The calf’s pink-and-black nostrils filled with mucous. “Grab this joker by the chin, grab it!” said Ray, scowling at the sight of Samuel hesitating. He knew he seemed rather effete to Ray, but he could barely
look
at the animal. He wanted to object on the grounds of his injured hands, but in Ray’s world that was no excuse at all. When Ray called his name a second time, now with exasperation, Samuel bridged his hands delicately under the calf’s writhing chin.

For a sickening few minutes, Samuel felt every vein and tendon in that neck, the jerking of the jaws drawing open, the raw, blood-filled breath gusting up every time the calf moved.
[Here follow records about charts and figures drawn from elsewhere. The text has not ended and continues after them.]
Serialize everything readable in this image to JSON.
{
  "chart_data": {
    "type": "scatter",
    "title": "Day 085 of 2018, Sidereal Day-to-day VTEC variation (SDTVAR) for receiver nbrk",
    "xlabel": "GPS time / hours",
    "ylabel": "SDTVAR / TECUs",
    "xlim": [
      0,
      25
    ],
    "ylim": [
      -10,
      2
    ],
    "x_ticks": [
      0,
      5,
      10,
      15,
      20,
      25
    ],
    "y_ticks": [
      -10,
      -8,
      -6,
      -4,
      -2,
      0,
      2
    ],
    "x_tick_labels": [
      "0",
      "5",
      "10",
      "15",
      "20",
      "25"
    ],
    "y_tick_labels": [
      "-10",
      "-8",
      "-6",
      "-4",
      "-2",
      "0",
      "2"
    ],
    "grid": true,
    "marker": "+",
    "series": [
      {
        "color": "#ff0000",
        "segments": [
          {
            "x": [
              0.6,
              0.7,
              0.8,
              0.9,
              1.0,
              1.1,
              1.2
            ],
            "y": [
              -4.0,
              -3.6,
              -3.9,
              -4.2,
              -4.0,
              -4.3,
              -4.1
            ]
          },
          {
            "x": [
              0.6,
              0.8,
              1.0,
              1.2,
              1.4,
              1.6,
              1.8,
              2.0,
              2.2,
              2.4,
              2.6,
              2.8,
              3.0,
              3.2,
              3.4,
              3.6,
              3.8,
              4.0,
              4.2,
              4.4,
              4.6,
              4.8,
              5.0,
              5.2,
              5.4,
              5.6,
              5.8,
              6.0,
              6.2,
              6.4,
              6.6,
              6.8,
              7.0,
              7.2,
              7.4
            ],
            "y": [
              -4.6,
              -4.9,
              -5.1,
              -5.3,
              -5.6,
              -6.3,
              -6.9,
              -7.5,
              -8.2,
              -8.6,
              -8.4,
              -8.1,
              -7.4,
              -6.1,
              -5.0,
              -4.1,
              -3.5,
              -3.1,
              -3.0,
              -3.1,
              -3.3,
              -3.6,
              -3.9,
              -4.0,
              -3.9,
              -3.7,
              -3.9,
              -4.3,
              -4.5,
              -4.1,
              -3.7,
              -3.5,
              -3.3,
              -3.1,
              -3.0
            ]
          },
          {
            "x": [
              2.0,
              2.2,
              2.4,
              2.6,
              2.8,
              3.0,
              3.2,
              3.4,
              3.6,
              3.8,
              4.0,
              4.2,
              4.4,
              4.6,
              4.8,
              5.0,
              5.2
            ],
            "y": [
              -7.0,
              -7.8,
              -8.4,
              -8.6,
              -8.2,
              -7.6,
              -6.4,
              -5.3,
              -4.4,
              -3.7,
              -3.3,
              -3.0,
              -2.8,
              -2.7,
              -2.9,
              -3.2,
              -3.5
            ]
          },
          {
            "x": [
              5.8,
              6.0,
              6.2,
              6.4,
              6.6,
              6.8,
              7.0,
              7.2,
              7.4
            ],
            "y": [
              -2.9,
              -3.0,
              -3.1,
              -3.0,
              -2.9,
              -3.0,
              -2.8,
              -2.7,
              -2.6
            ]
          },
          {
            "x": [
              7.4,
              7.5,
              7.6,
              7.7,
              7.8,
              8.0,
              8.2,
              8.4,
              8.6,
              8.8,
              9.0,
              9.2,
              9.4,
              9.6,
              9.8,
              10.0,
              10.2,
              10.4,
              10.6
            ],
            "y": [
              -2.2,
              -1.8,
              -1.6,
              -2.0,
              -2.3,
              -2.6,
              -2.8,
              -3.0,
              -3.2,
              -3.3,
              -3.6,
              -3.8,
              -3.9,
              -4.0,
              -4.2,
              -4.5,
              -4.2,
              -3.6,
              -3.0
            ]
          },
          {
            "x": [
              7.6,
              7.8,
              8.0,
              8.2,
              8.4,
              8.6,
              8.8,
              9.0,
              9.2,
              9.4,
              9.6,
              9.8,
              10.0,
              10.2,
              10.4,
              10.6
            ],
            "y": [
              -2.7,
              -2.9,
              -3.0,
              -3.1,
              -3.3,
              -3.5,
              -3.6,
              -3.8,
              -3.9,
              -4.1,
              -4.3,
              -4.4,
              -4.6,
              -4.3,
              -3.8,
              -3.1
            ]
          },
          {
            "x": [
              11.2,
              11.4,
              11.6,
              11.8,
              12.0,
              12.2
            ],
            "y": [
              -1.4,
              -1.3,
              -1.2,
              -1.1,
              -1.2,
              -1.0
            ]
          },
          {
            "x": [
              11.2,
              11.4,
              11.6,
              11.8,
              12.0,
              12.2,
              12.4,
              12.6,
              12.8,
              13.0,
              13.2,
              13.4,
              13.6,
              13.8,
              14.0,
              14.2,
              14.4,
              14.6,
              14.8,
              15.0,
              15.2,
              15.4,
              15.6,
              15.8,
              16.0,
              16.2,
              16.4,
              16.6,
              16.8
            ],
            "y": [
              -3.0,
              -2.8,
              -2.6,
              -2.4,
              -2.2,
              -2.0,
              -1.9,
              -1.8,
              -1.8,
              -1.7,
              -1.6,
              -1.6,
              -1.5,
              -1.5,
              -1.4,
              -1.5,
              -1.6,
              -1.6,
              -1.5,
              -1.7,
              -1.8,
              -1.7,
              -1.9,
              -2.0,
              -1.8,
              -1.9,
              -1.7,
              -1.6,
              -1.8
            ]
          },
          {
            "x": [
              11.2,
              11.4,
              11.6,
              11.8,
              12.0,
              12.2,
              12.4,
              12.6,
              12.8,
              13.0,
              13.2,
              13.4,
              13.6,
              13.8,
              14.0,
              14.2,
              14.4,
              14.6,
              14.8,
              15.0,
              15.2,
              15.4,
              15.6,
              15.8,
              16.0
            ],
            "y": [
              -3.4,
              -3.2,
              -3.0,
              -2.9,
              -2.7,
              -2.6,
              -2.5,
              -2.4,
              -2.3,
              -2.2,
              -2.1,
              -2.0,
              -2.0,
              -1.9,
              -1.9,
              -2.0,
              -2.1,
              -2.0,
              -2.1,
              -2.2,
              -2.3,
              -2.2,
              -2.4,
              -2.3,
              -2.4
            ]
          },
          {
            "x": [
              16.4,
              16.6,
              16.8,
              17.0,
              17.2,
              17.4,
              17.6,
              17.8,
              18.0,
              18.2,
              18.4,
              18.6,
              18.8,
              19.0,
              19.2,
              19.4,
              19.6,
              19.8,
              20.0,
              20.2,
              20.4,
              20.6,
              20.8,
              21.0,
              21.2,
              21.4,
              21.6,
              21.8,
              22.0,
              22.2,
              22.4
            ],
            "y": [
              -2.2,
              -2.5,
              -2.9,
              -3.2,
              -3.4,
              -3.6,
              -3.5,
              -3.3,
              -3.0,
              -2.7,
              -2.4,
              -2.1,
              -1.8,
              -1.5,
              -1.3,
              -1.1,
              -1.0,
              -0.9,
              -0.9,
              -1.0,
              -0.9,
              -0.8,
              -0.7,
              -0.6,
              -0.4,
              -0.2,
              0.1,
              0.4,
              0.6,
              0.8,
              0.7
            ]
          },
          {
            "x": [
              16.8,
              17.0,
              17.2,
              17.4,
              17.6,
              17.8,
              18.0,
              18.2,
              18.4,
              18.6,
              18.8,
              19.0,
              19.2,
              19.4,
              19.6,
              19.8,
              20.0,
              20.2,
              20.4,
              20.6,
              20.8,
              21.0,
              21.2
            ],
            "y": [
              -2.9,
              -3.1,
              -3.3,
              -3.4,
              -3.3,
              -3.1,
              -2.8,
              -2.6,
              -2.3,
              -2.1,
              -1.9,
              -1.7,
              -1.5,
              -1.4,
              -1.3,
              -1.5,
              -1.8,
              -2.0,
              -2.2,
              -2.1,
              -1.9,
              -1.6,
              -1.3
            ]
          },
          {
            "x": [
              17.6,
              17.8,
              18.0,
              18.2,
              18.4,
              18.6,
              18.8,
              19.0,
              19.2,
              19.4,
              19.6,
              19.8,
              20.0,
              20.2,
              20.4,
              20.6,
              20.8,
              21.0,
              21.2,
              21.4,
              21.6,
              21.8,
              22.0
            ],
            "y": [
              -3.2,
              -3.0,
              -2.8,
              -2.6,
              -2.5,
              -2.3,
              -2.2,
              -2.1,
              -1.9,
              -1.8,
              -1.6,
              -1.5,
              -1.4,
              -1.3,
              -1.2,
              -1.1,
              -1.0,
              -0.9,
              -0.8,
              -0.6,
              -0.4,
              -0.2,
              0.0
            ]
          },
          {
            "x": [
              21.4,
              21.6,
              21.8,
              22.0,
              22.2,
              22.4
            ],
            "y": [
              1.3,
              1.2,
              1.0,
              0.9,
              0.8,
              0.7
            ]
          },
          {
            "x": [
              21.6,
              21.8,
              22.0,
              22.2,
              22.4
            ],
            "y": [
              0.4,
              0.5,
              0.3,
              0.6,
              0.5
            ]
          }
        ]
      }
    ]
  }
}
Samuel’s hands trembled. He was desperate to let go, to back away, could barely contain his nausea, but he knew leaving would embarrass Ray. So he held on, even as Jarvis cut into the aorta. Samuel closed his eyes. But the hoarse, preternatural sound of the calf suffering for breath and the child’s startled scream as the torso hit the ground made a grave picture in Samuel’s mind. He opened his eyes to see the calf collapsed, slack and nearly dead, its eyes like two thimbles of milk in its haggard face.

“You want all parts, brains, gizzards, what?” said Jarvis. He would intermittently hit the animal, wiping the blood from his face, tired, humiliated. He negotiated with the family man while Ray retreated to the barn, perhaps to clean himself. Samuel, however, was spellbound. He watched Jarvis drag the dead calf to a shed, the man following behind him. Samuel waited with the wife and child, both of whom ignored him in their own way. The boy placed the kitten on the ground, still looking astonished. Samuel, moved by the boy’s quivering, and by the way he’d stifled his crying, almost told the mother what he thought of her. But he kept quiet and the men returned, the father lifting high a bloodstained package in victory. Jarvis, too, carried a bloody gum of papers in his hands, grimly satisfied.

The man handed the package to his wife, who held it as if it were breakable. He laughed, and squatted to ruffle his son’s hair.
You’ll be a man yet
, his face seemed to say. The boy’s smile was uncertain, as though he understood some rite of passage had taken place, but couldn’t fully comprehend what it was.